Verfassungsschutzbericht 2016 Mehr gewaltbereite Salafisten in Deutschland

Berlin · Der aktuelle Verfassungsschutzbericht zeichnet kein schönes Bild der Sicherheitslage in Deutschland. Zu rechnen sei mit neuen Terroranschlägen, Bedrohungen durch immer mehr gewaltbereite Salafisten, Rechts- und Linksextremisten sowie Cyber-Attacken aus Russland und China.

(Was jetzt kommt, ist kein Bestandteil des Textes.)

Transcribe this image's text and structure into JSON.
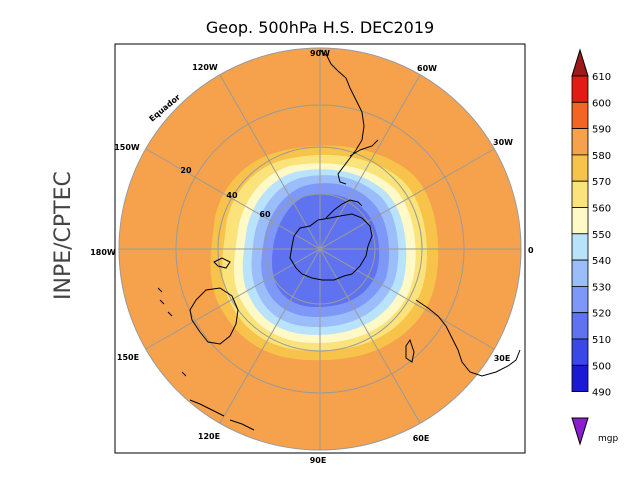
{
  "title": "Geop. 500hPa H.S. DEC2019",
  "side_label": "INPE/CPTEC",
  "longitude_labels": {
    "lon_90W": "90W",
    "lon_60W": "60W",
    "lon_30W": "30W",
    "lon_0": "0",
    "lon_30E": "30E",
    "lon_60E": "60E",
    "lon_90E": "90E",
    "lon_120E": "120E",
    "lon_150E": "150E",
    "lon_180W": "180W",
    "lon_150W": "150W",
    "lon_120W": "120W"
  },
  "latitude_labels": {
    "lat_20": "20",
    "lat_40": "40",
    "lat_60": "60"
  },
  "equator_label": "Equador",
  "colorbar": {
    "unit": "mgp",
    "levels": [
      "610",
      "600",
      "590",
      "580",
      "570",
      "560",
      "550",
      "540",
      "530",
      "520",
      "510",
      "500",
      "490"
    ],
    "colors": [
      "#9e1a1a",
      "#e21c14",
      "#f26522",
      "#f6a24c",
      "#f8c34a",
      "#fbe37b",
      "#fff8c7",
      "#b9e3fb",
      "#9bbdf9",
      "#7d98f6",
      "#5f73f0",
      "#3a48e8",
      "#1a1ad4",
      "#8b1fd0"
    ]
  },
  "legend_colors": {
    "ocean_fill": "#f6a24c",
    "level_570": "#f8c34a",
    "level_560": "#fbe37b",
    "level_550": "#fff8c7",
    "level_540": "#b9e3fb",
    "level_530": "#9bbdf9",
    "level_520": "#7d98f6",
    "level_510": "#5f73f0"
  }
}
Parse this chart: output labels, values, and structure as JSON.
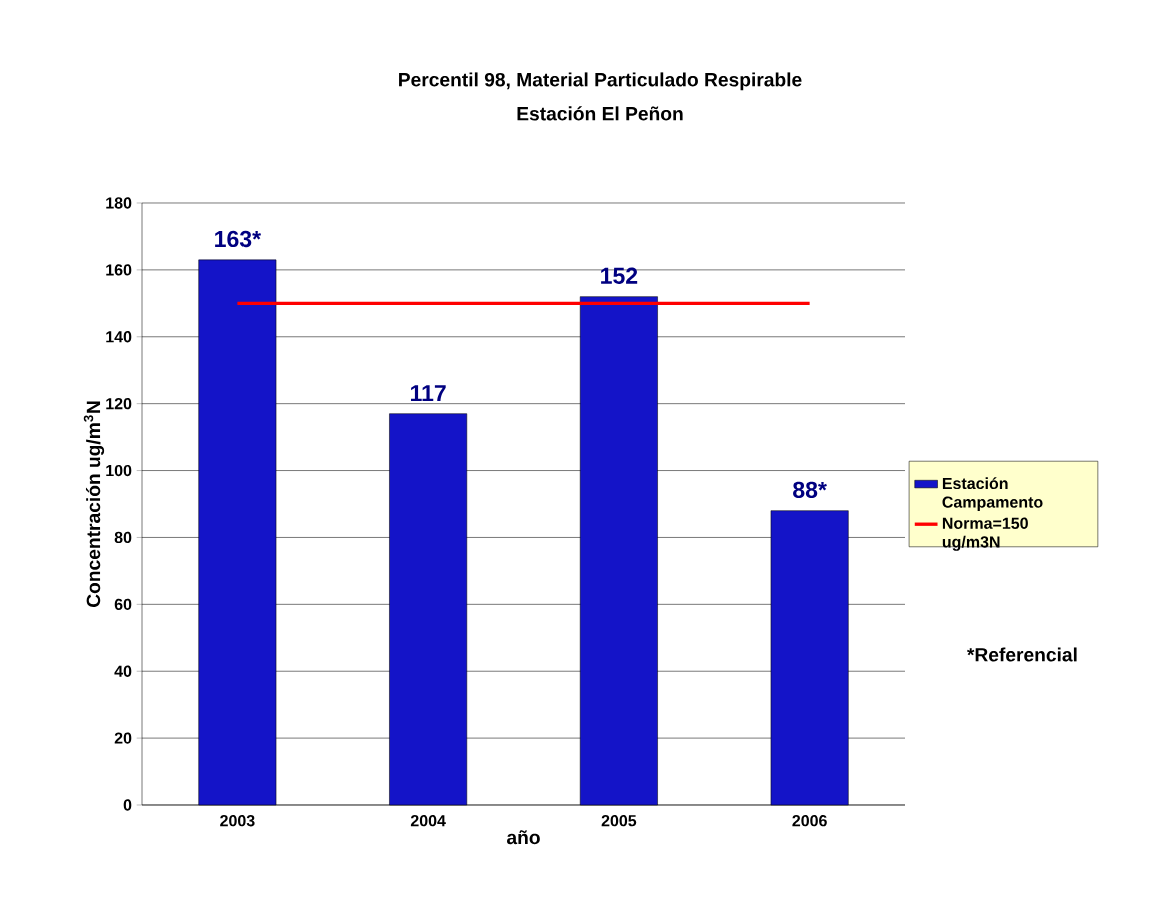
{
  "chart_data": {
    "type": "bar",
    "title": "Percentil 98, Material Particulado Respirable",
    "subtitle": "Estación El Peñon",
    "xlabel": "año",
    "ylabel": "Concentración ug/m$^{3}$N",
    "categories": [
      "2003",
      "2004",
      "2005",
      "2006"
    ],
    "series": [
      {
        "name": "Estación Campamento",
        "color": "#1414c8",
        "values": [
          163,
          117,
          152,
          88
        ],
        "value_labels": [
          "163*",
          "117",
          "152",
          "88*"
        ]
      },
      {
        "name": "Norma=150 ug/m3N",
        "type": "line",
        "color": "#ff0000",
        "values": [
          150,
          150,
          150,
          150
        ]
      }
    ],
    "ylim": [
      0,
      180
    ],
    "yticks": [
      0,
      20,
      40,
      60,
      80,
      100,
      120,
      140,
      160,
      180
    ],
    "grid": "y",
    "legend": "right",
    "annotations": [
      "*Referencial"
    ]
  }
}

 Das Kanzleramt in Berlin (Archivbild).

Das Kanzleramt in Berlin (Archivbild).

Foto: dpa, tba axs

Das Bundesamt für Verfassungsschutz warnt in seinem neuen Bericht vor einer Beeinflussung der Bundestagswahl durch russische Cyber-Attacken auf deutsche Parteien und Politiker. In der Folge müssten Opfer der "Ausspähung vertraulicher E-Mails oder sonstiger sensibler Daten jederzeit damit rechnen, dass brisante oder kompromittierende Sachverhalte publik gemacht werden", heißt es in dem von Bundesinnenminister Thomas de Maizière (CDU) vorgestellten Verfassungsschutzbericht 2016.

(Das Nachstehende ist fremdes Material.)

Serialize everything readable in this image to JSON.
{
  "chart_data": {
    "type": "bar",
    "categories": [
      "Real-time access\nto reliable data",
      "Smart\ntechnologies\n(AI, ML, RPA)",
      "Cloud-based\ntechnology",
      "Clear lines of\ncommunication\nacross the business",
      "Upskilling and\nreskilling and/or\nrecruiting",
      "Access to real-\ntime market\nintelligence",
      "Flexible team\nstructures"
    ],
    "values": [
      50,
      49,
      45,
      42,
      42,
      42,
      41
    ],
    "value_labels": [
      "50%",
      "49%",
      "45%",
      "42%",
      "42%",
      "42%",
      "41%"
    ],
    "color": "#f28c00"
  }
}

"Wir müssen unsere Cyberabwehr auch darauf ausrichten, die Bundestagswahl als freie Wahl zu schützen", sagte Heiko Maas (SPD) unserer Redaktion. Der Justizminister warnte angesichts der Ergebnisse im Verfassungsschutzbericht vor Hackerangriffen auf die Wahl.

"Wir machen uns keine Illusionen darüber, dass die Vielfalt der Manipulationsmöglichkeiten im Netz auch im Bundestagswahlkampf genutzt werden können — sei es für gezielte Desinformationskampagnen, für die Verbreitung von Falschnachrichten oder sonstigen Einfluss auf die Debatten", sagte Maas. Anschläge könnten schon lange nicht mehr nur mit Sprengstoffgürteln begangen werden, sondern auch mit Bits und Bytes per Hackerangriff, mahnte der Bundesjustizminister.

Laut dem Verfassungsschutzbericht befürchten die Sicherheitsbehörden insgesamt eine weitere Zunahme von Cyber-Angriffen aus China und Russland. "Russland und China wurden mehrfach als Angreifer erkannt", heißt es. Die Nachhaltigkeit und Zielauswahl der zuletzt entdeckten Angriffe zeige "deutlich den Versuch, Politik und Bundesverwaltung strategisch auszuspionieren". Besonders im Visier stehen demnach das Auswärtige Amt, die deutschen Botschaften, das Bundesfinanz- und das Wirtschaftsministerium. Aber auch Kanzleramt und Bundeswehr seien zunehmend "im Fokus der Angreifer".

Die Sicherheitsbehörden verzeichnen zudem immer mehr Salafisten in Deutschland und halten neue islamistische Anschläge für möglich. Die Zahl der Salafisten sei von 8350 im Jahr 2015 auf aktuell 10.100 gestiegen, sagte der Präsident des Bundesamts für Verfassungsschutz (BfV), Hans-Georg Maaßen, am Dienstag. Vor allem durch den starken Zulauf bei dieser Gruppe, die einer besonders konservativen Strömung des Islam anhängt, ist die islamistische Szene insgesamt gewachsen.

"Wir müssen davon ausgehen, dass mit weiteren Anschlägen durch Einzeltäter oder durch Terrorkommandos auch in Deutschland gerechnet werden muss", sagte Maaßen. Innenminister de Maizière sagte, innerhalb der Szene gebe es eine Kräfteverschiebung hin zu einer gewaltorientierteren Richtung. Mit 680 gebe es so viele Gefährder wie nie zuvor.

Zu den Schwerpunkten des Berichts zählen zudem der Links- und Rechtsextremismus in Deutschland und die "Reichsbürger"-Szene. Das Bundesamt für Verfassungsschutz beobachtet diese Bewegung seit November 2016. Sogenannte Reichsbürger erkennen die Bundesrepublik nicht als Staat an und behaupten, das Deutsche Reich bestehe bis heute fort.

In dem Bericht warnt der Verfassungsschutz vor einer steigenden Gewaltbereitschaft der "Reichsbürger". Das Bundesamt fordere in diesem Zusammenhang, dass Polizeibehörden leichter Auskünfte aus dem nationalen Waffenregister bekommen sollten, berichtet das Redaktionsnetzwerk Deutschland. Bisher darf die Polizei Daten nur bei konkreten Ermittlungen und vor einer konkreten Maßnahme abfragen. Bei "Reichsbürgern" soll ihr das auch zur Abwehr abstrakter Gefahren möglich sein.